The worldwide AMOLED market will grow to 185.2 million units by 2014, rising at a Compound Annual Growth Rate (CAGR) of 84.2%, up from 2.6 million units in 2007, according to iSuppli. Revenue is expected to grow in concert, expanding to US$4.6 billion by 2014, up at a CAGR of 83.3% from US$67 million in 2007.
In order to accelerate the process of migrating AMOLED technology from niche to mass market, multiple suppliers must add to their manufacturing resources and ramp up production quickly, Jakhanwal advised. "While mobile handsets are the obvious main target for the technology, these phones require multiple sources of suppliers with sufficient volumes to meet demand. It's unlikely that a single company will be able to fulfill this demand in the short term because no supplier presently has sufficient capacity."

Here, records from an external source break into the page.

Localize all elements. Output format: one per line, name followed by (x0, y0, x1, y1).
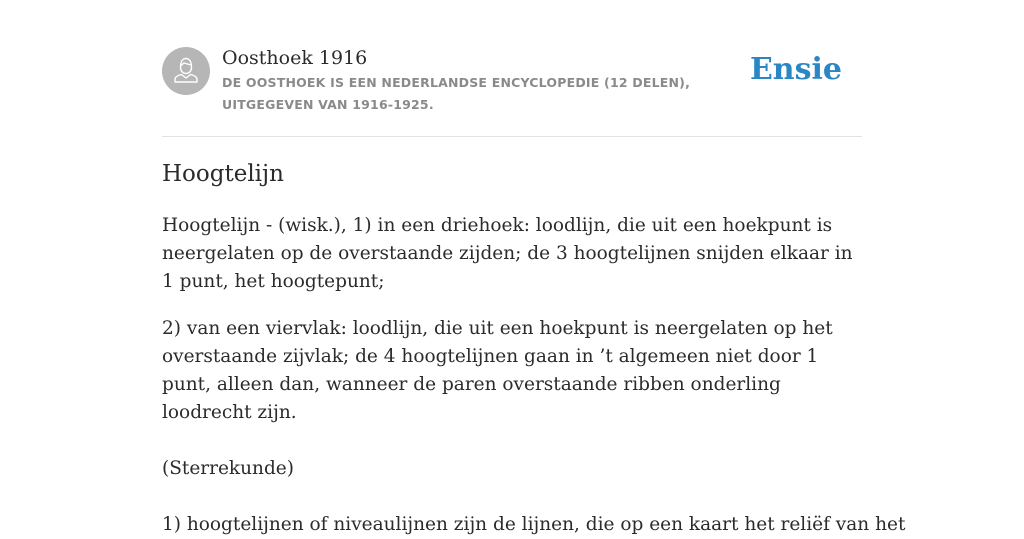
entry-paragraph-2: 2) van een viervlak: loodlijn, die uit een hoekpunt is neergelaten op het overstaande zijvlak; de 4 hoogtelijnen gaan in ’t algemeen niet door 1 punt, alleen dan, wanneer de paren overstaande ribben onderling loodrecht zijn. (162, 318, 833, 423)
entry-title: Hoogtelijn (162, 161, 284, 187)
user-placeholder-icon (162, 47, 210, 95)
entry-paragraph-4: 1) hoogtelijnen of niveaulijnen zijn de lijnen, die op een kaart het reliëf van het (162, 514, 906, 535)
source-header (162, 46, 862, 137)
source-description: DE OOSTHOEK IS EEN NEDERLANDSE ENCYCLOPEDIE (12 DELEN), UITGEGEVEN VAN 1916-1925. (222, 75, 691, 112)
entry-content (162, 156, 906, 539)
ensie-logo[interactable]: Ensie (749, 52, 842, 87)
entry-paragraph-3: (Sterrekunde) (162, 458, 294, 479)
source-avatar[interactable] (162, 47, 210, 95)
source-title[interactable]: Oosthoek 1916 (222, 47, 368, 69)
entry-paragraph-1: Hoogtelijn - (wisk.), 1) in een driehoek: loodlijn, die uit een hoekpunt is neergelaten op de overstaande zijden; de 3 hoogtelijnen snijden elkaar in 1 punt, het hoogtepunt; (162, 215, 853, 292)
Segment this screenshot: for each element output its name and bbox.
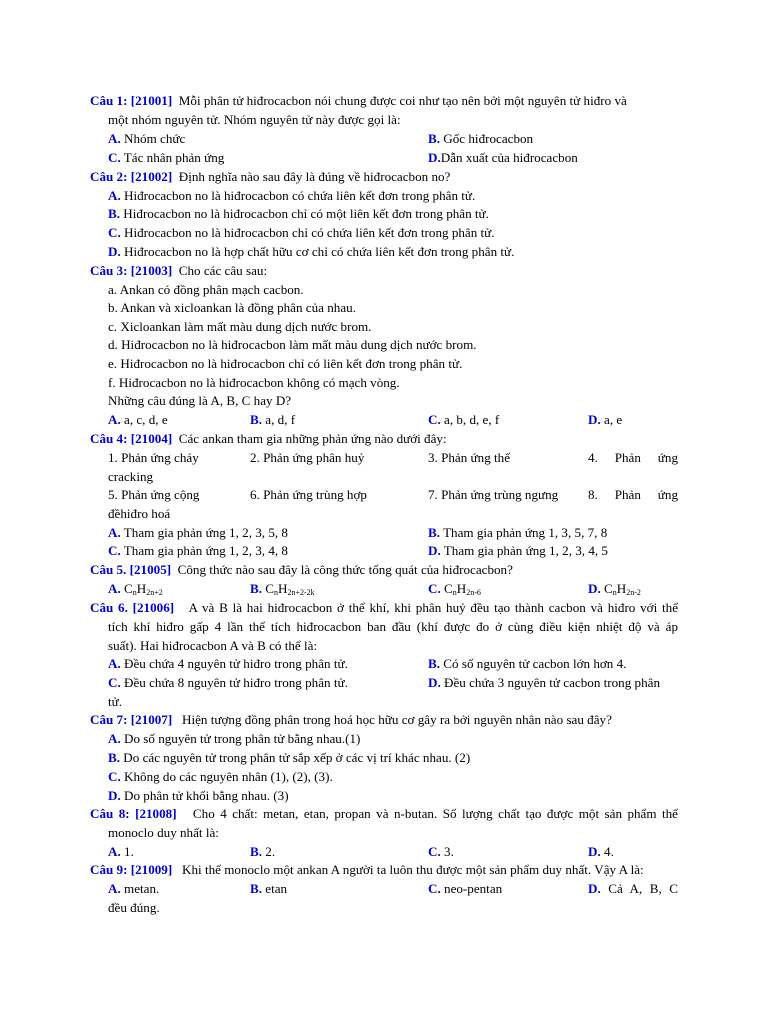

Furthermore, instead of focusing on the entire mobile handset market, suppliers initially should target only high-end wireless phones because this will allow them to justify producing products with superior images that command higher Average Selling Prices (ASPs) than other displays. High-end QVGA resolution handsets could generate high-volume demand for AM-LCDs. However, the ASPs of AMOLEDs must decline in order to compete with TFT-LCDs.
Finally, aggressively improving manufacturing yields and efficiency is a must for AMOLED suppliers in order to reduce the costs of their products. These issues have plagued the AMOLED business since its inception. iSuppli believes AMOLED equipment, Intellectual Property (IP), material and panel companies should collaborate to overcome these manufacturing challenges. This will help build on each company's strengths and avoid duplication of effort.